Shifting in his chair and adjusting to a more comfortable position, Axl responded with the following opening statement: "Agile, Waterfall, they all have their merits. One is not more mature or even better than the other in all contexts. Yes, Agile may have its benefits and there certainly is a lot of adoption at the moment, but there is a definite place for each. Software engineering will not be a true engineering discipline until we apply the underlying mathematical principles." My response was: "Huh ?" He explained:
In ancient times, King Hammurabi was the first man to formalise liability laws around building. He pioneered
building regulations. Laws like: if a wall you built falls onto your client's animal and kills it, you should
compensate that client in kind, if the wall collapses and kills someone, you will pay with your life, and so
on. Needless to say, the tradesmen in building became very careful about how they built walls.
Building, we call it civil engineering nowadays works differently as it matured. A civil engineer applies the underlying mathematical principles, which have now made their way into the engineering field as standards. By using standards, the outcome, or planned workload and efficiency is very predictable. When a civil engineer designs a bridge, he doesn't first send his child across it to see if it will hold.
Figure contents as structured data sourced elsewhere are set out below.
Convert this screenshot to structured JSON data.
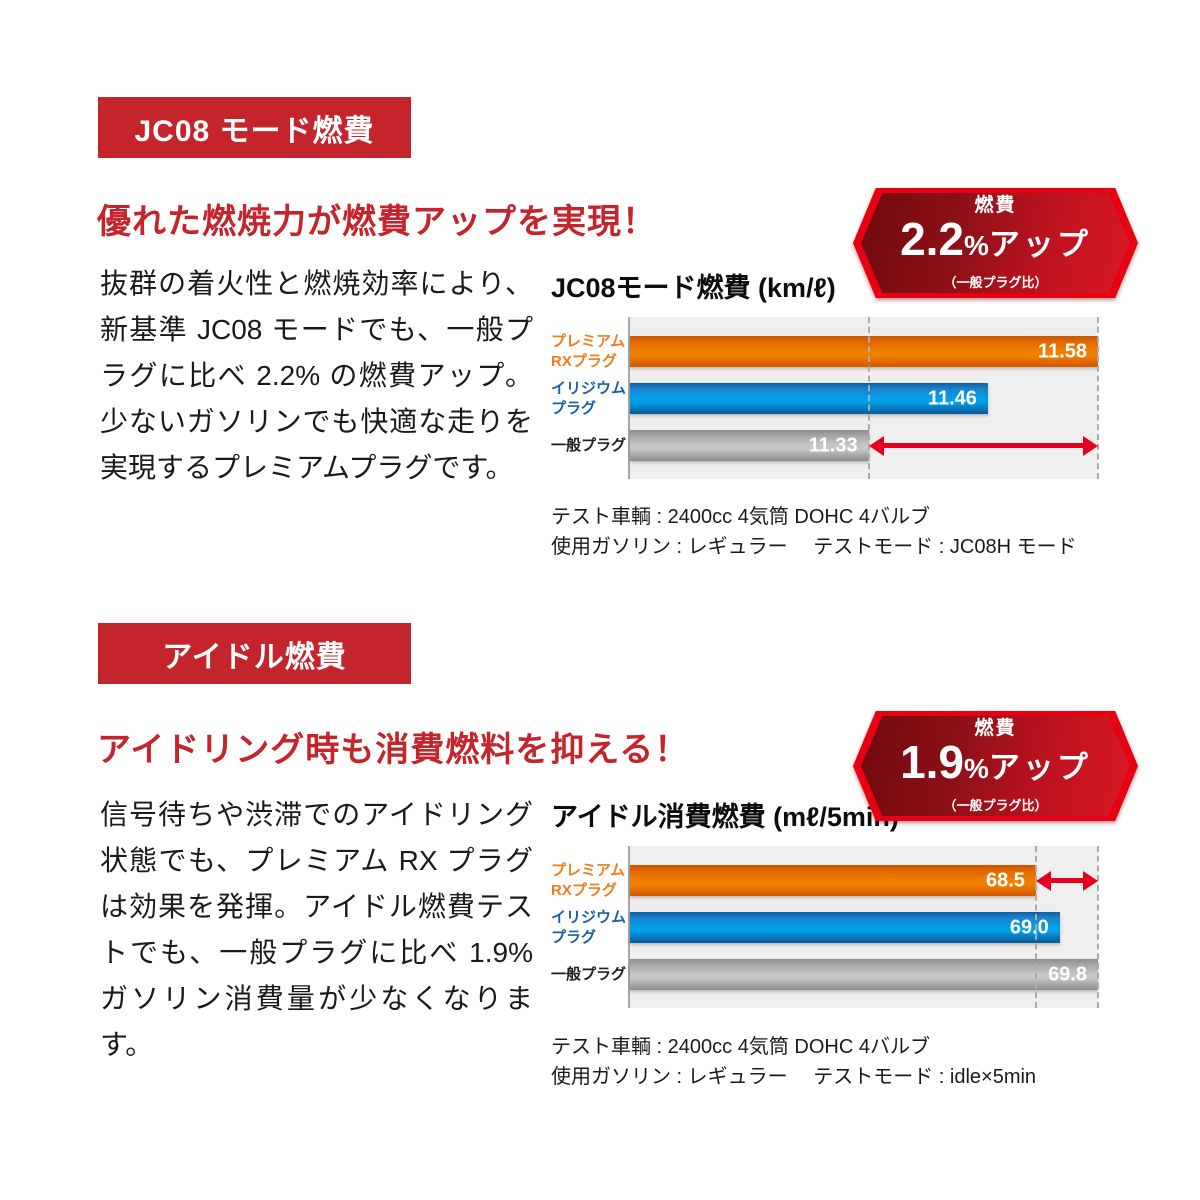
{
  "colors": {
    "accent_red": "#c4242c",
    "hex_border_red": "#e60012",
    "hex_fill_dark": "#6f0a0f",
    "hex_fill_bright": "#da1824",
    "arrow_red": "#e50021",
    "bar_orange": "#ef7e00",
    "bar_blue": "#00a0e9",
    "bar_gray": "#c6c6c6",
    "label_orange": "#ef7d1d",
    "label_blue": "#1d5fa5",
    "plot_bg": "#efeff0"
  },
  "sections": [
    {
      "badge": "JC08 モード燃費",
      "heading": "優れた燃焼力が燃費アップを実現！",
      "body": "抜群の着火性と燃焼効率により、新基準 JC08 モードでも、一般プラグに比べ 2.2% の燃費アップ。少ないガソリンでも快適な走りを実現するプレミアムプラグです。",
      "hexagon": {
        "label": "燃費",
        "value": "2.2",
        "percent": "%",
        "suffix": "アップ",
        "note": "（一般プラグ比）"
      },
      "footnote_line1": "テスト車輌 : 2400cc 4気筒 DOHC 4バルブ",
      "footnote_line2": "使用ガソリン : レギュラー　 テストモード : JC08H モード"
    },
    {
      "badge": "アイドル燃費",
      "heading": "アイドリング時も消費燃料を抑える！",
      "body": "信号待ちや渋滞でのアイドリング状態でも、プレミアム RX プラグは効果を発揮。アイドル燃費テストでも、一般プラグに比べ 1.9% ガソリン消費量が少なくなります。",
      "hexagon": {
        "label": "燃費",
        "value": "1.9",
        "percent": "%",
        "suffix": "アップ",
        "note": "（一般プラグ比）"
      },
      "footnote_line1": "テスト車輌 : 2400cc 4気筒 DOHC 4バルブ",
      "footnote_line2": "使用ガソリン : レギュラー　 テストモード : idle×5min"
    }
  ],
  "chart_data": [
    {
      "type": "bar",
      "orientation": "horizontal",
      "title": "JC08モード燃費 (km/ℓ)",
      "unit": "km/ℓ",
      "categories": [
        [
          "プレミアム",
          "RXプラグ"
        ],
        [
          "イリジウム",
          "プラグ"
        ],
        [
          "一般プラグ"
        ]
      ],
      "values": [
        11.58,
        11.46,
        11.33
      ],
      "value_labels": [
        "11.58",
        "11.46",
        "11.33"
      ],
      "series_colors": [
        "orange",
        "blue",
        "gray"
      ],
      "xlim": [
        11.07,
        11.58
      ],
      "grid": false,
      "legend": "none",
      "dashed_lines_at": [
        11.33,
        11.58
      ],
      "arrow": {
        "from": 11.33,
        "to": 11.58,
        "row_index": 2
      }
    },
    {
      "type": "bar",
      "orientation": "horizontal",
      "title": "アイドル消費燃費 (mℓ/5min)",
      "unit": "mℓ/5min",
      "categories": [
        [
          "プレミアム",
          "RXプラグ"
        ],
        [
          "イリジウム",
          "プラグ"
        ],
        [
          "一般プラグ"
        ]
      ],
      "values": [
        68.5,
        69.0,
        69.8
      ],
      "value_labels": [
        "68.5",
        "69.0",
        "69.8"
      ],
      "series_colors": [
        "orange",
        "blue",
        "gray"
      ],
      "xlim": [
        60.0,
        69.8
      ],
      "grid": false,
      "legend": "none",
      "dashed_lines_at": [
        68.5,
        69.8
      ],
      "arrow": {
        "from": 68.5,
        "to": 69.8,
        "row_index": 0
      }
    }
  ]
}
Then, if it does, sends his son with a bicycle, then an adult, then an adult carrying something heavy. Yet, that's how we test software.
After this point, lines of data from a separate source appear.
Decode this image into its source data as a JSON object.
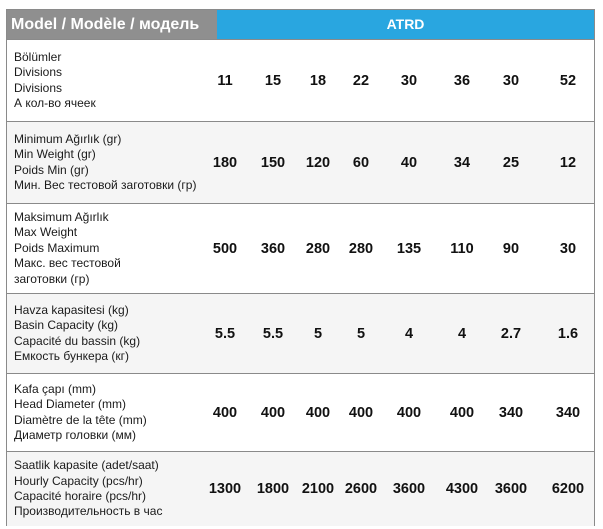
{
  "header": {
    "model_label": "Model / Modèle / модель",
    "series": "ATRD"
  },
  "rows": [
    {
      "label": [
        "Bölümler",
        "Divisions",
        "Divisions",
        "А кол-во ячеек"
      ],
      "values": [
        "11",
        "15",
        "18",
        "22",
        "30",
        "36",
        "30",
        "52"
      ]
    },
    {
      "label": [
        "Minimum Ağırlık (gr)",
        "Min Weight (gr)",
        "Poids Min (gr)",
        "Мин. Вес тестовой заготовки (гр)"
      ],
      "values": [
        "180",
        "150",
        "120",
        "60",
        "40",
        "34",
        "25",
        "12"
      ]
    },
    {
      "label": [
        "Maksimum Ağırlık",
        "Max Weight",
        "Poids Maximum",
        "Макс. вес тестовой",
        "заготовки (гр)"
      ],
      "values": [
        "500",
        "360",
        "280",
        "280",
        "135",
        "110",
        "90",
        "30"
      ]
    },
    {
      "label": [
        "Havza kapasitesi (kg)",
        "Basin Capacity (kg)",
        "Capacité du bassin (kg)",
        "Емкость бункера (кг)"
      ],
      "values": [
        "5.5",
        "5.5",
        "5",
        "5",
        "4",
        "4",
        "2.7",
        "1.6"
      ]
    },
    {
      "label": [
        "Kafa çapı (mm)",
        "Head Diameter (mm)",
        "Diamètre de la tête (mm)",
        "Диаметр головки (мм)"
      ],
      "values": [
        "400",
        "400",
        "400",
        "400",
        "400",
        "400",
        "340",
        "340"
      ]
    },
    {
      "label": [
        "Saatlik kapasite (adet/saat)",
        "Hourly Capacity (pcs/hr)",
        "Capacité horaire (pcs/hr)",
        "Производительность в час"
      ],
      "values": [
        "1300",
        "1800",
        "2100",
        "2600",
        "3600",
        "4300",
        "3600",
        "6200"
      ]
    }
  ]
}
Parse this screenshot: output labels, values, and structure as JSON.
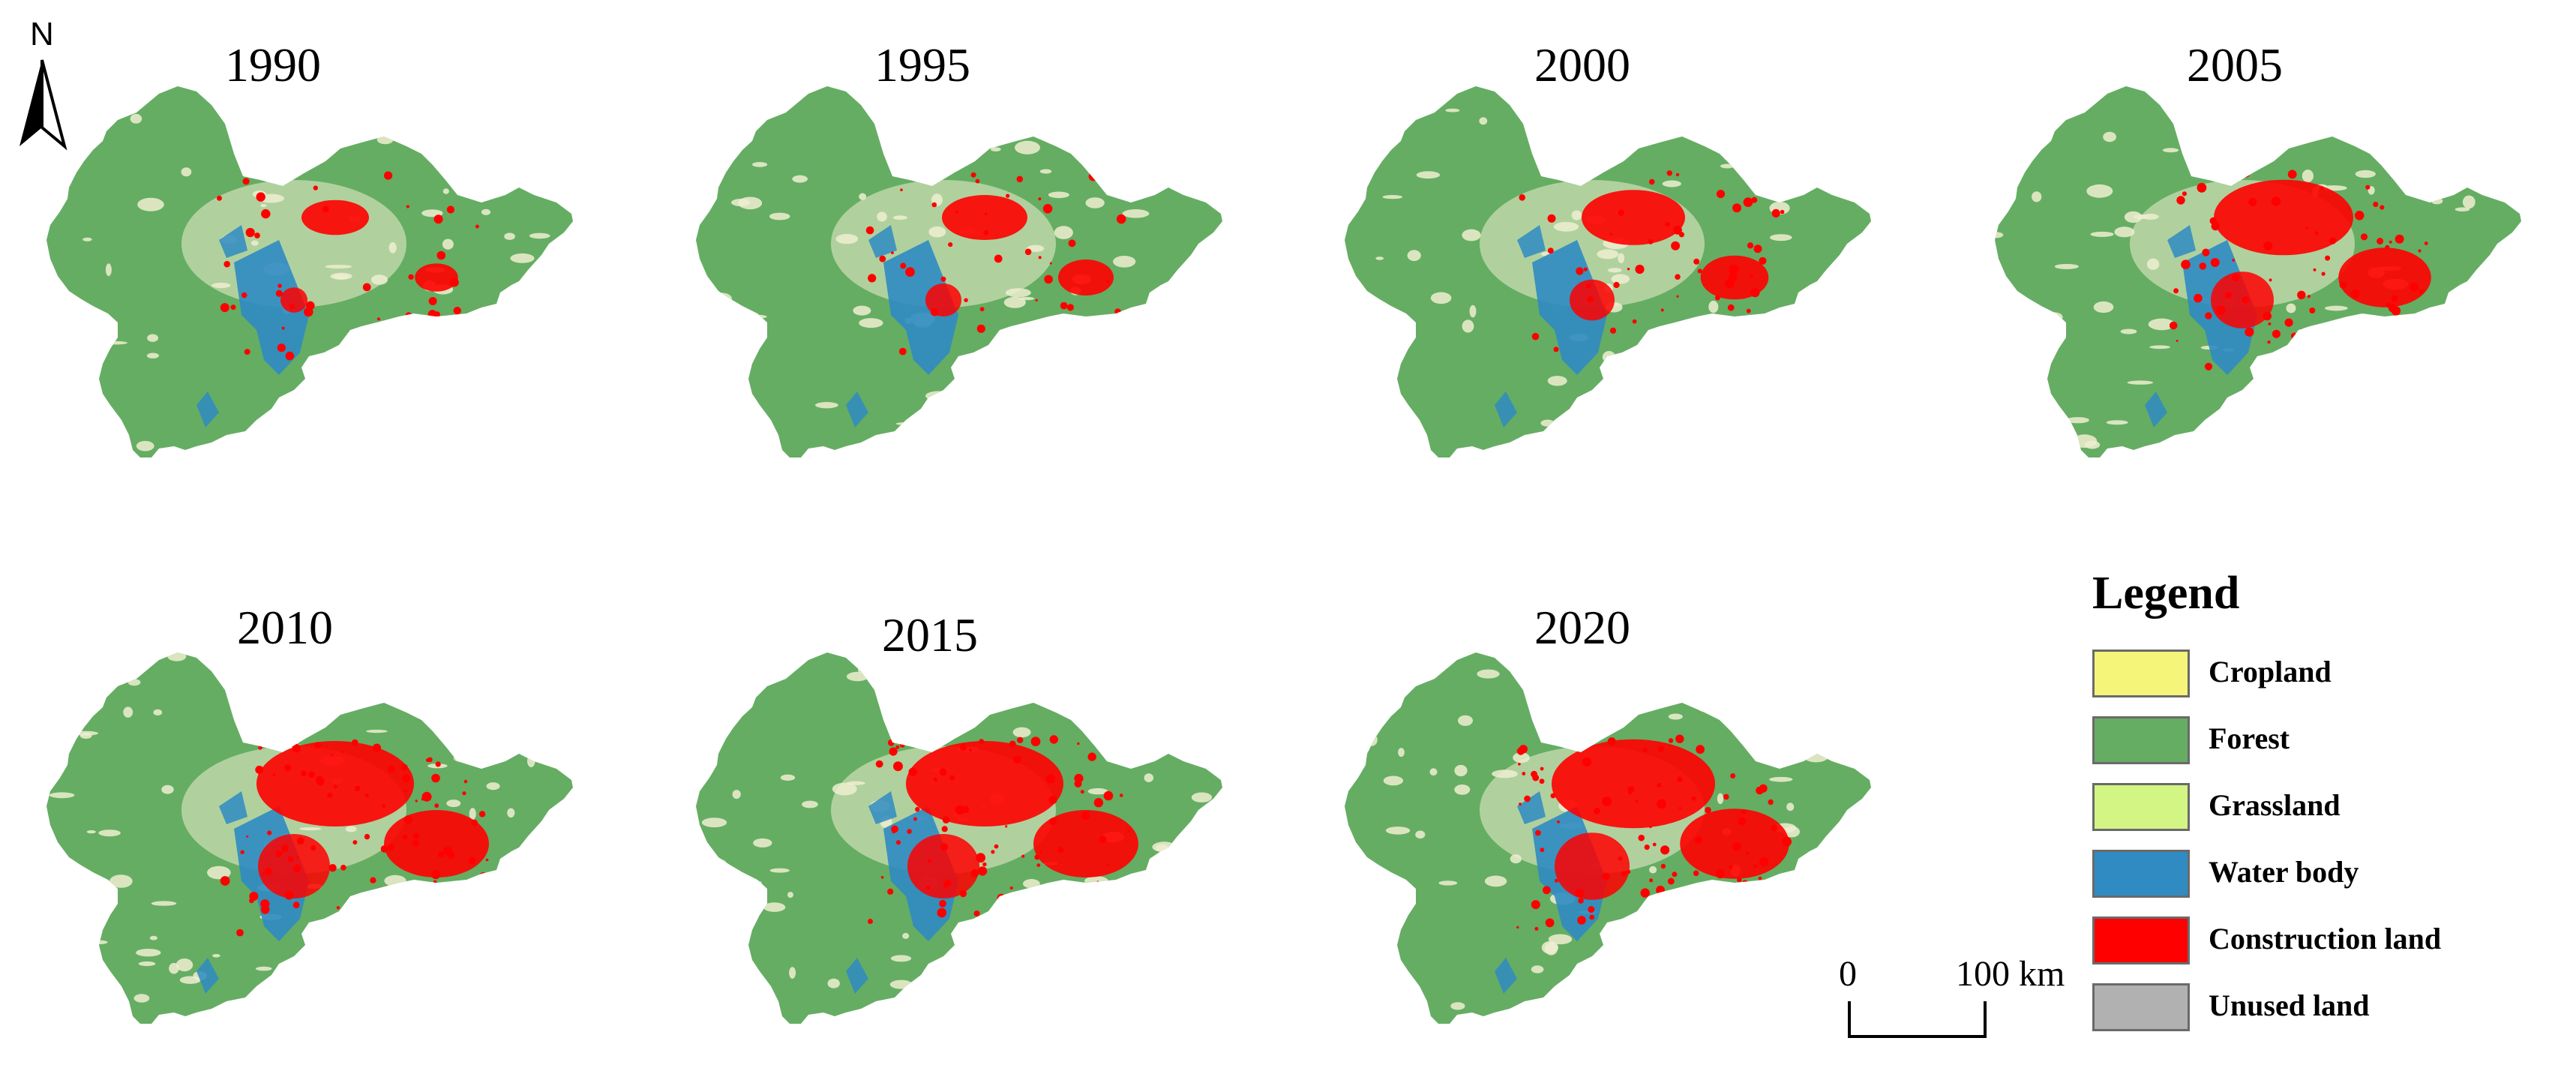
{
  "north_arrow": {
    "letter": "N"
  },
  "maps": [
    {
      "year": "1990"
    },
    {
      "year": "1995"
    },
    {
      "year": "2000"
    },
    {
      "year": "2005"
    },
    {
      "year": "2010"
    },
    {
      "year": "2015"
    },
    {
      "year": "2020"
    }
  ],
  "legend": {
    "title": "Legend",
    "items": [
      {
        "label": "Cropland",
        "color": "#f5f57a"
      },
      {
        "label": "Forest",
        "color": "#65ad63"
      },
      {
        "label": "Grassland",
        "color": "#d2f584"
      },
      {
        "label": "Water body",
        "color": "#2f8bc2"
      },
      {
        "label": "Construction land",
        "color": "#ff0000"
      },
      {
        "label": "Unused land",
        "color": "#b1b1b1"
      }
    ]
  },
  "scale_bar": {
    "start": "0",
    "end": "100 km"
  },
  "land_colors": {
    "forest": "#65ad63",
    "cropland_light": "#efeed0",
    "water": "#2f8bc2",
    "construction": "#ff0000"
  }
}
Look at software contracts nowadays. I was developing software for a heart-lung machine. There, you have to be very careful about how you develop such systems. There are coding standards for things like medical devices, aircraft and nuclear reactors (which I did develop software for, by the way).
In the 1800's someone discovered how to project light onto a tube with a cathode ray by applying mathematical principles. Then some industrialists found out how to take that concept into production. The television became a commercial success. It was time for mass-production. Today, all the components are ready-made, and unskilled labour assembles it in a factory. That is how software will be built in the future. And when you have that, Agile and waterfall doesn't matter so much.